「猛攻と反攻」から読み始めてください。
ツルギが斬り裂かれ、消滅していく様子を、2人は見ることしかできなかった。
だが、イズモはもちろん、ティアも取り乱す様子はない。
その理由を、ヌルも理解していた。
「あとは、この刀を破壊すれば終わりだ」
「っ、させない!!」
ツルギが立っていた場所に突き刺さっている“無銘”を破壊するためにヌルは大剣を振り上げるが、その前にティアが全力で疾駆して大剣が振り下ろされる前に“無銘”を回収した。
“無銘”にツルギの魂が宿っているかぎり、ツルギが本当の意味で死ぬことはない。逆に言えば、“無銘”を破壊されればツルギの生還は不可能になる。
ならばと、ヌルはもう片方の“無銘”を破壊しようと振り返るが、イズモがいつの間にか“無銘”を握って構えていた。
とはいえ、ツルギと比べれば2人の構えはあまりにも拙い。
ヌルからすれば隙だらけもいいところだった。
だが、未だに瞳に諦めや絶望の色が見えないことが、ヌルには気に入らなかった。
「くどい。もう何もかもが無駄だと、なぜ理解できない」
僅かに苛立ちをにじませたヌルの声に、ティアとイズモは沈黙で答える。
つまり、限りなく最悪と言える状況になってもまだどうにかできる算段があるということだ。

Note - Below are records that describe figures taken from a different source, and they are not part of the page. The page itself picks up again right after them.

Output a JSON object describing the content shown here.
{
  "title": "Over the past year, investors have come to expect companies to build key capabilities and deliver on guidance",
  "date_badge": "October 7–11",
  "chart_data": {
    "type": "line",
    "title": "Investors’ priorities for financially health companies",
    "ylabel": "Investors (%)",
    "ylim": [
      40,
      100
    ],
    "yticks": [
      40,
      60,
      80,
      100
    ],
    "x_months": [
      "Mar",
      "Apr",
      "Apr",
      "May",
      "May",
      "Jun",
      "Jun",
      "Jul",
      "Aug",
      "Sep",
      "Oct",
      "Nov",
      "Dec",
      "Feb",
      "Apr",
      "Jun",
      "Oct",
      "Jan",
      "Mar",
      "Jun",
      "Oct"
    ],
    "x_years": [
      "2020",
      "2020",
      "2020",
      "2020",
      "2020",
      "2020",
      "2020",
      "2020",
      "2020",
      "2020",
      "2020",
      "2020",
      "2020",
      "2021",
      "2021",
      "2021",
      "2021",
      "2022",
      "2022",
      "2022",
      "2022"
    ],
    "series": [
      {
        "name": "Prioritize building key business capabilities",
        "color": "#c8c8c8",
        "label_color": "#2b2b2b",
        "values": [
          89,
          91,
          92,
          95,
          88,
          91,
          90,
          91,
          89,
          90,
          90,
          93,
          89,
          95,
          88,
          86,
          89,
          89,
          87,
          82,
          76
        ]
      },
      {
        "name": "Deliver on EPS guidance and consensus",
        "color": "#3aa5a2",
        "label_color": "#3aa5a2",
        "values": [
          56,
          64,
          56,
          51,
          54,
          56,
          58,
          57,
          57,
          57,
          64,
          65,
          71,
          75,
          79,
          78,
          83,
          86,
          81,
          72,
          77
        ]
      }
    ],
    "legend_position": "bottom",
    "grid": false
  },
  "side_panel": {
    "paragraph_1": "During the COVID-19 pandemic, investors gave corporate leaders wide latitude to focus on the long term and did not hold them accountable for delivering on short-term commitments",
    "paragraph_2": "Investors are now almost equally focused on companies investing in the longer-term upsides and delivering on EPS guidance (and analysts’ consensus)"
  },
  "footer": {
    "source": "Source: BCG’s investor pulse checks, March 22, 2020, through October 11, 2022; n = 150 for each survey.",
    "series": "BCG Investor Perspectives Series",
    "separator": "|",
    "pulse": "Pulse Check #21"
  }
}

ここまで出し尽くして何が残っているのか、ヌルにも想像はつかない。
いくつか想定することはできるが、問題なく対処できるものか、現実的でないものばかりだ。
だから、今の消耗した状態でも問題はないとヌルは判断した。
「そうか。ならば、ここで死ぬといい」
そう言って、ヌルはティアに斬りかかった。
先にイズモを攻撃しようとしたところで邪魔されると考えてティアを標的にしたが、拙い剣捌きながらも持ち前の運動能力でなんとか躱し続ける。
「はぁ!!」
「無駄だ」
背後からイズモが奇襲を仕掛けるが、ヌルは当然のようにこれを防ぐ。
先ほどと比べてかなり余裕の攻防を繰り広げるヌルだが、2人が逃げを重点に立ち回っているため微妙に攻撃が届かない。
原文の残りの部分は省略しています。